Nanometer-scale optical waveguides are attractive due to their potential applicability in photonic integration, optoelectronic communication, and optical sensors. Nanoscale white light-emitting and/or polychromatic optical waveguides are desired for miniature white-light generators in microphotonic circuits. Here, polychromatic (i.e., blue, green, and red) optical waveguiding characteristics are presented using a novel hybrid composite of highly crystalline blue light-emitting organic nanowires (NWs) combined with blue, green, and red CdSe/ZnS quantum dots (QDs). Near white-color waveguiding is achieved for organic NWs hybridized with green and red QDs. Light, emitted from QDs, can be transferred to the organic NW and then optically waveguided through highly packed π-conjugated organic molecules in the NW with different decay characteristics.

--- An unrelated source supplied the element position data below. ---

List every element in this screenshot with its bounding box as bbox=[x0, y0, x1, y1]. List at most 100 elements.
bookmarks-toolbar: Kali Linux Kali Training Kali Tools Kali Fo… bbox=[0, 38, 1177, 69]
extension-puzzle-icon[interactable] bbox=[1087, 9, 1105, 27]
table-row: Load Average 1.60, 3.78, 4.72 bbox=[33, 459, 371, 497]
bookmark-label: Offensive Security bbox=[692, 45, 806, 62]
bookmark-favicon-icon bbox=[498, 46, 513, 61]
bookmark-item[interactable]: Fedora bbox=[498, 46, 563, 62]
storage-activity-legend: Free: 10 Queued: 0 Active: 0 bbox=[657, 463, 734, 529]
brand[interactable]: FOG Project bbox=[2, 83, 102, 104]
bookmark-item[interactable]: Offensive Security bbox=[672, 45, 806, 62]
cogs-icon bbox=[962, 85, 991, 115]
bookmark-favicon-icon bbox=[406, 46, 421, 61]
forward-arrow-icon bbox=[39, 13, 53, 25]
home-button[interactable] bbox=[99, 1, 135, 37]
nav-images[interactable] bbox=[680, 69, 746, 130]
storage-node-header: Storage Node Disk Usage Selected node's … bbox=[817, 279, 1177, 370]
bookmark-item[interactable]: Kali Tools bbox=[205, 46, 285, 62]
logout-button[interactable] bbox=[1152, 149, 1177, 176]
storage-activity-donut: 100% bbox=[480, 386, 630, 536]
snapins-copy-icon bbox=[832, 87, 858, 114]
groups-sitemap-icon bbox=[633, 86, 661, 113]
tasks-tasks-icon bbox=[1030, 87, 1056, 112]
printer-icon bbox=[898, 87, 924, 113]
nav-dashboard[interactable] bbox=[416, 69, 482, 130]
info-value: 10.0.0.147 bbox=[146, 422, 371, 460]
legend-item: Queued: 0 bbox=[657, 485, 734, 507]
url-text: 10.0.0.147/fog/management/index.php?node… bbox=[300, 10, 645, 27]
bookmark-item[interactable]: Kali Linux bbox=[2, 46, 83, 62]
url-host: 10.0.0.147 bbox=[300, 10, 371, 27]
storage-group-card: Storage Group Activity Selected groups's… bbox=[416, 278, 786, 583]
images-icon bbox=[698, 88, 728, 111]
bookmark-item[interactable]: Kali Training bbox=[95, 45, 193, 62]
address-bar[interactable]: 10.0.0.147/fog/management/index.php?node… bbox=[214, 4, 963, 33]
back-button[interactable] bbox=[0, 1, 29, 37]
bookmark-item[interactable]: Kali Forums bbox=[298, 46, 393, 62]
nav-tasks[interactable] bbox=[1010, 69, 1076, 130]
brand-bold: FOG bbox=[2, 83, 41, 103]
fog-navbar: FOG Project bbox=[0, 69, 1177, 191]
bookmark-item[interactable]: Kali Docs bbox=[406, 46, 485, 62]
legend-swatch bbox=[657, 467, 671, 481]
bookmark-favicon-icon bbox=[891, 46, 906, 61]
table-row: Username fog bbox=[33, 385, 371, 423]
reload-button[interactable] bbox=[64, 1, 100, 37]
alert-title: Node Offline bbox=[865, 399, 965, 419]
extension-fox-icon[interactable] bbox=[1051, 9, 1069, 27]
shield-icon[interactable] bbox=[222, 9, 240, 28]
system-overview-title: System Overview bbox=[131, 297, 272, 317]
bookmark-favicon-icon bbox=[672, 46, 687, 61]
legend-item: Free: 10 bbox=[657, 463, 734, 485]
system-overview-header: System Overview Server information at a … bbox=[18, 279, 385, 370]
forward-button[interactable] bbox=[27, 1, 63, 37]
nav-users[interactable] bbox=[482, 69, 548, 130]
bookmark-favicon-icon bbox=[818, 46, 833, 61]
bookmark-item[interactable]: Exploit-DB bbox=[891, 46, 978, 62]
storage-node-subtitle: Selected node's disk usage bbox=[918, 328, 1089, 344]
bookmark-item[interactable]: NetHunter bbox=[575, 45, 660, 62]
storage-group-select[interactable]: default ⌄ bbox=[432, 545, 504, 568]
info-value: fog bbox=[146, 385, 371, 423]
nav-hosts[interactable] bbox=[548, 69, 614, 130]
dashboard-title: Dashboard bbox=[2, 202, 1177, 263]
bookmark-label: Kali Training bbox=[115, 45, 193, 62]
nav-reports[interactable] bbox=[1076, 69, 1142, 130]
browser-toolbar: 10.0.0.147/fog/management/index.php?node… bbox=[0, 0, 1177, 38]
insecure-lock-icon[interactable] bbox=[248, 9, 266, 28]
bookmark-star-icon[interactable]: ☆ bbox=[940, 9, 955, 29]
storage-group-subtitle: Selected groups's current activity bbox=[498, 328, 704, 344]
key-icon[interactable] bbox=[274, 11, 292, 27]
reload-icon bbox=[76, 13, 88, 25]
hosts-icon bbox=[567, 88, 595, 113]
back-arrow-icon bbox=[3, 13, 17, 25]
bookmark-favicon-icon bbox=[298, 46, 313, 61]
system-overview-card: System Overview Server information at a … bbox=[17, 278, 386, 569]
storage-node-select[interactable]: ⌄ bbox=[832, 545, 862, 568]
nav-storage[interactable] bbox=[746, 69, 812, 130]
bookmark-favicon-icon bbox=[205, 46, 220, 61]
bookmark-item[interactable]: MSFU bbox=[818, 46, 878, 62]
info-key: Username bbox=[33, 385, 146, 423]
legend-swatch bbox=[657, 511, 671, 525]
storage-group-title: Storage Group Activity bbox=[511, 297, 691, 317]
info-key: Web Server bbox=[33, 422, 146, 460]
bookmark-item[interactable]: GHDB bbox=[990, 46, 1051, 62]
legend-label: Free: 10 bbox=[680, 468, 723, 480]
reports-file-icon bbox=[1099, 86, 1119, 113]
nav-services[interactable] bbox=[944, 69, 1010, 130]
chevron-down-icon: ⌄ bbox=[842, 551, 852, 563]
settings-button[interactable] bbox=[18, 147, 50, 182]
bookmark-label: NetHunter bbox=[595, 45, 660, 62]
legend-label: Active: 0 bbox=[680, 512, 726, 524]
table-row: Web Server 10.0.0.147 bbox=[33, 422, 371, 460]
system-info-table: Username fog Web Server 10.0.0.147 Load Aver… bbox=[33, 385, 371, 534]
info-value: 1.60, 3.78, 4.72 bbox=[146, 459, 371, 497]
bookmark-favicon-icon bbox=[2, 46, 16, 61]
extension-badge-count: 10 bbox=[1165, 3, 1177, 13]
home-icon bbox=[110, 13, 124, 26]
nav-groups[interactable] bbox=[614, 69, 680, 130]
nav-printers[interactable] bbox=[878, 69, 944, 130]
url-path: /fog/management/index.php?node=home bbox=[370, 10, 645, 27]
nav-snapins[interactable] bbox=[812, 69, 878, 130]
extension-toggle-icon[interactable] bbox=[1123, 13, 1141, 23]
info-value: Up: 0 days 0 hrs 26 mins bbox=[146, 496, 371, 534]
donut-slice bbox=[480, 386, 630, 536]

Remote biosensing using dye-attached biomaterials is presented by adapting the transportation of QD-emitted light through the organic NW. Nanoscale polychromatic optical waveguides are demonstrated using a novel hybrid composite of highly crystalline blue light-emitting organic nanowires (NWs) combined with blue, green, and red CdSe/ZnS quantum dots (QDs). The transportation of QD-emission through the highly packed π-conjugated organic NW enhanced the remote biosensing signal.